Successful advocates strategically assess and plan each negotiation and mediation. This includes understanding all relevant aspects of your case, setting goals and objectives as well as planning a strategy and backup plan to achieve those goals. This article provides a list of practical questions to be considered in preparing to participate effectively in direct negotiation or a mediated settlement discussion.
By: Anne E. Grant, LL.B, LL.M (ADR), C.Med
1. What are the issues in dispute? – Advocates should define the dispute in clear, concise and straightforward language. Likewise, any issues in dispute which require further information should be noted. Issues may be organized as procedural, psychological or substantive in nature.
2. Who are the parties? – When considering the appropriate parties in the ADR session, consider who influences each party – a spouse, children, or any trusted friends or financial advisors. These individuals may be influential in terms of reaching and/or reviewing any settlement. Institutional representatives themselves may have senior partners or work within teams that will
influence strategy, approach and reaching agreement. Bear in mind that an individual absent from the ADR session can still be influencing the parties at the table. Ideally all relevant parties are present or accessible.

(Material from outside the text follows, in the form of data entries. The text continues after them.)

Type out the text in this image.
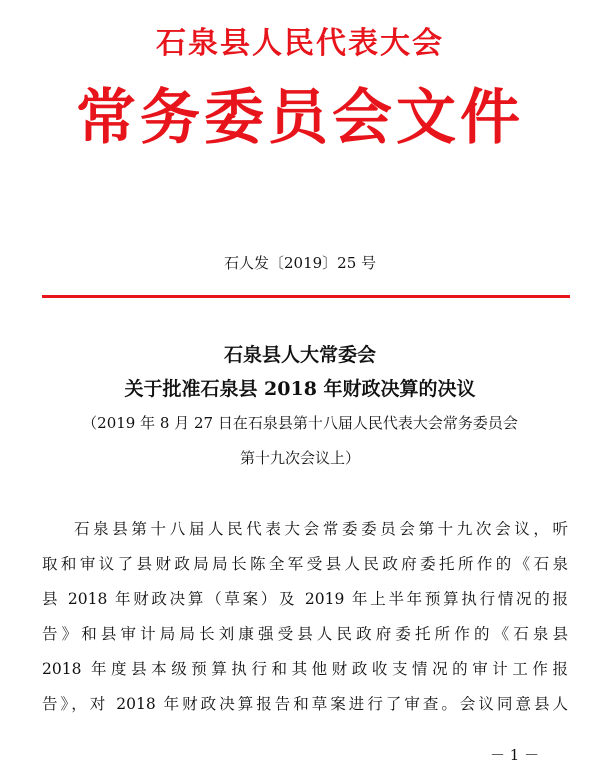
石泉县人民代表大会
常务委员会文件
石人发〔2019〕25 号
石泉县人大常委会
关于批准石泉县 2018 年财政决算的决议
（2019 年 8 月 27 日在石泉县第十八届人民代表大会常务委员会
第十九次会议上）
石泉县第十八届人民代表大会常委委员会第十九次会议，听
取和审议了县财政局局长陈全军受县人民政府委托所作的《石泉
县 2018 年财政决算（草案）及 2019 年上半年预算执行情况的报
告》和县审计局局长刘康强受县人民政府委托所作的《石泉县
2018 年度县本级预算执行和其他财政收支情况的审计工作报
告》，对 2018 年财政决算报告和草案进行了审查。会议同意县人
－ 1 －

3. What are the facts relevant to resolving the problem? – Advocates should possess a thorough, working knowledge of the chronology of the dispute as well as the salient facts relevant to settlement discussions. The areas of discussion in a negotiation or mediation are not limited to the jurisdiction of a court, so advocates need to consider any facts that will persuade the other side to sympathize with their client’s viewpoint.
4. Is there any additional information or documentation that the other side does not have that you could share either with the other parties and/or with the mediator? – Disputes are dynamic and circumstances continue to change. The sharing of information can have a persuasive effect on the views of the other side and can provide the impetus to consider different settlement options. In considering the evidence to be submitted during the session, think about whether there is any other information (i.e. costings, changes in circumstances, etc.) that will
influence the other party’s decision to reach agreement. Sharing information is also a way of expressing commitment to participate in the process in good faith and to resolving the problem. Consider data regarding your client’s out of pocket expenses and whether you can provide documentation to substantiate any damages at this time.
5. What are the positions of the various parties? – While interest-based negotiation will ideally maximize results, it is always prudent to consider the positions, rights and entitlements of all the parties. The strategic advocate can argue their clients case utilizing either a positional or interest based model of negotiation.
6. What are the interests/needs/concerns of all the parties? – Interests are the basis for any individual action. Interests may be personal, professional, economic, psychological, business considerations, etc. Principled negotiation is premised on considering the underlying motivations, concerns and needs of all the parties to form a foundation for a mutually-acceptable solution. Remember that representatives and advocates may also have interests or hidden agendas that
are propelling the dispute. The strategic advocate needs to consider the interests of those parties who are not at the table, but may influence any terms of settlement.
7. What are the alternatives to a negotiated/mediated outcome? – Part of any strategic negotiation analysis is a consideration of the alternatives. This reality check should be canvassed with the client in advance so that the parties are clear as to what possible results or process steps are available should negotiations flounder.
8. What options are available to resolve the situation? – Prior to any negotiation or mediation, possible options for resolution should be canvassed with the client. This investigation prepares the parties for settlement and allows the creative brainstorming to take place in advance of the meeting. Ask your client to be innovative and to reverse his or her assumptions and roles. In a negotiated or mediated settlement, many ideas can be transformed into settlement options that
would be outside the jurisdiction of a trier of fact.
9. Is there anything that should be considered in finalizing an agreement? – The parties may, at times, require outside authorization in respect of a proposed resolution. For example, an insurance company may require a second signature or authorization from a higher level in some situations. A non-profit board may require the ratification of its members. Time constraints can be a consideration in finalizing an agreement as well as the impact of governing legislation.
10. Can you anticipate any challenges with regard to the implementation of the desired agreement? – Any settlement implementation problems should be considered during the preparatory stage. While confidentiality is a hallmark of the mediation process, some settlement options may require communicating the outcome to other parties. For example, in a workplace mediation where two key staff members have reached a mediated settlement, Human Resources or senior management may have an interest in knowing the outcome. Likewise where the
organization is fulfilling a statutory requirement to maintain a harassment free workplace, the outcome of a mediated settlement of a bullying complaint may need to be documented/reported to demonstrate compliance.
Anne E. Grant has practiced as a full time mediator and ADR practitioner since 1994. She is President of the ADRIO and has held the national designation of Chartered Mediator since 1995. Her practice includes mediation of civil disputes, workplace interventions as well as facilitation of multiparty public policy consensus building.